Otago gave the other universities a good thrashing, winning the Games by a convincing margin and more than doubling Victoria’s score in 4th place. It does tend to be tradition though that the home Uni wins. It’s been that way since 1990 with only three exceptions in that time. Clearly there is an advantage to having the Games at home; Victoria has won all three times it has been hosted in Wellington since 1991. It is easier to get more players along when tourney is at home since they don’t have to pay extra for transport and accommodation. More players mean more teams, more teams mean earning more points, and more points mean a better chance at winning.

But how credible are the sports that we participate in at the Uni Games? Half of them aren’t held at the Olympics and often it seems that Easter Tourney is an excuse for having a four-day party and drinking lots. This was the feeling at the beginning of the 1990s, so it was decided then by University Sport New Zealand to revitalise the games and place a more serious and competitive emphasis on them.

The University Games will never be the same as the Olympics, and the aims of the organisers of these two events are going to be quite different. It is however, a good benchmark to measure ourselves against. Faster, Higher, Stronger.

The Modern Olympics began in 1896 with nine sports, and eight years later the first Easter Tourney was held in New Zealand. Half of the sports at Uni Games are not competed in at the Olympics, and the two star attractions of the Olympics, Swimming and Athletics, are not seen at our Games.

Some of the sports at Uni Games, such as golf, have appeared at the Olympics and then disappeared, while others have been there from the original nine and still carry on; these being tennis, shooting and fencing. Some, it could be argued just take place in a slightly different form: aerobics is similar to gymnastics; mountain biking is a branch of cycling; and the duathlon is a scaled down version of the triathlon.

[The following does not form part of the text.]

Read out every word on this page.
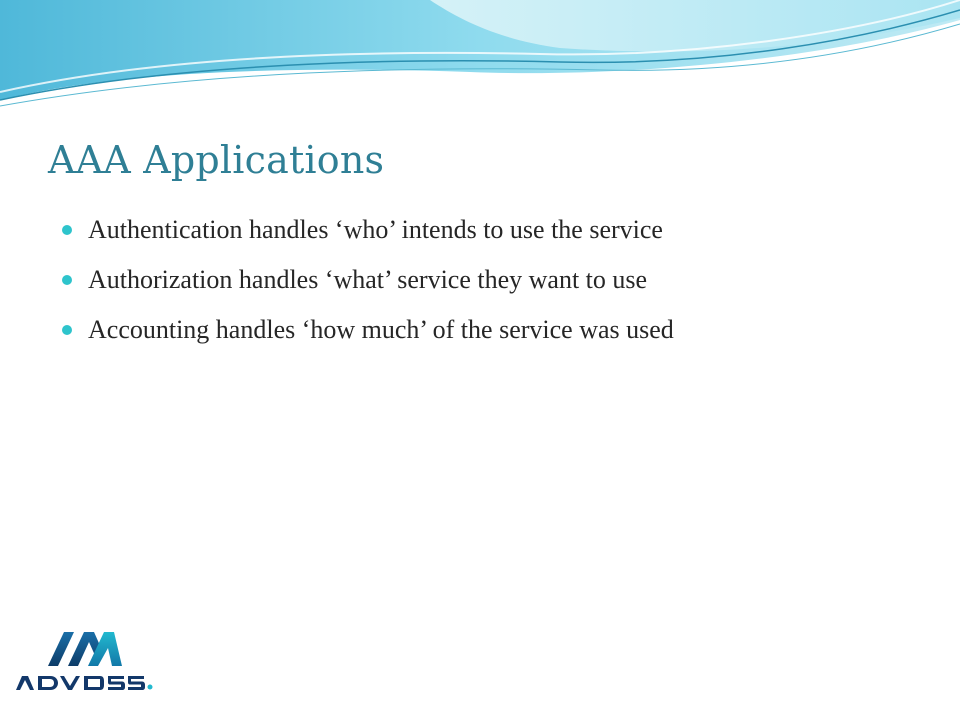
AAA Applications
Authentication handles ‘who’ intends to use the service
Authorization handles ‘what’ service they want to use
Accounting handles ‘how much’ of the service was used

Rowing is the largest sport at the games with around 900 competitors. This would likely be eclipsed by Athletics, and Swimming would have a chance too, if they were included in the Games. This would create an even larger tournament and imaginably a more exciting atmosphere. For whatever reason Athletics and Swimming choose not to take part in Uni Games, possibly because they take their sports so seriously and continue to train intensively during the winter, unlike the rowers who are quick to let themselves loose after their event, and even on the bus ride down beforehand.

If anyone aspires to see their sport from Uni Games also be included in the Olympics – and maybe a chance to compete for New Zealand – then there are criteria to meet. 1. It must be widely practiced (by men, in 75 countries on four continents; by women, in 40 countries and on three continents). 2. The Olympic anti-doping code must be applied. 3. It must not rely on mechanical propulsion (such as a motor).

Imagine what it would be like to see debating, surfing, or ultimate frisbee included in the Olympic Games. They would all struggle to reach the number of countries required: surfing may have to become a frequent pastime of people in West Africa rather than gang warfare; and soccer balls may have to turn into frisbees before there are enough countries to reach the threshold for ultimate. Also imagine the consequences of taking performance-enhancing drugs for your sport: pills to make you think faster and be wittier in debating; or red blood cell injections to out run and out jump in ultimate frisbee, or hand extensions and special biomechanical implants to catch the Frisbee easier.

None of this will happen to the Olympics in the near future, or possibly anytime in the future but that’s okay. The University Games have a different purpose, they bring together many students from around New Zealand to compete in our favourite sports. For most of the competitors, sport is not our livelihood, as opposed to most Olympians. Therefore, it should be something we enjoy during our holidays and not become overwhelmed in the serious nature that sometimes is seen in sport. We should compete, and it doesn’t matter whether it is rowing, ultimate Frisbee, or golf, but we should also drink and party at the end of the day because we are university students.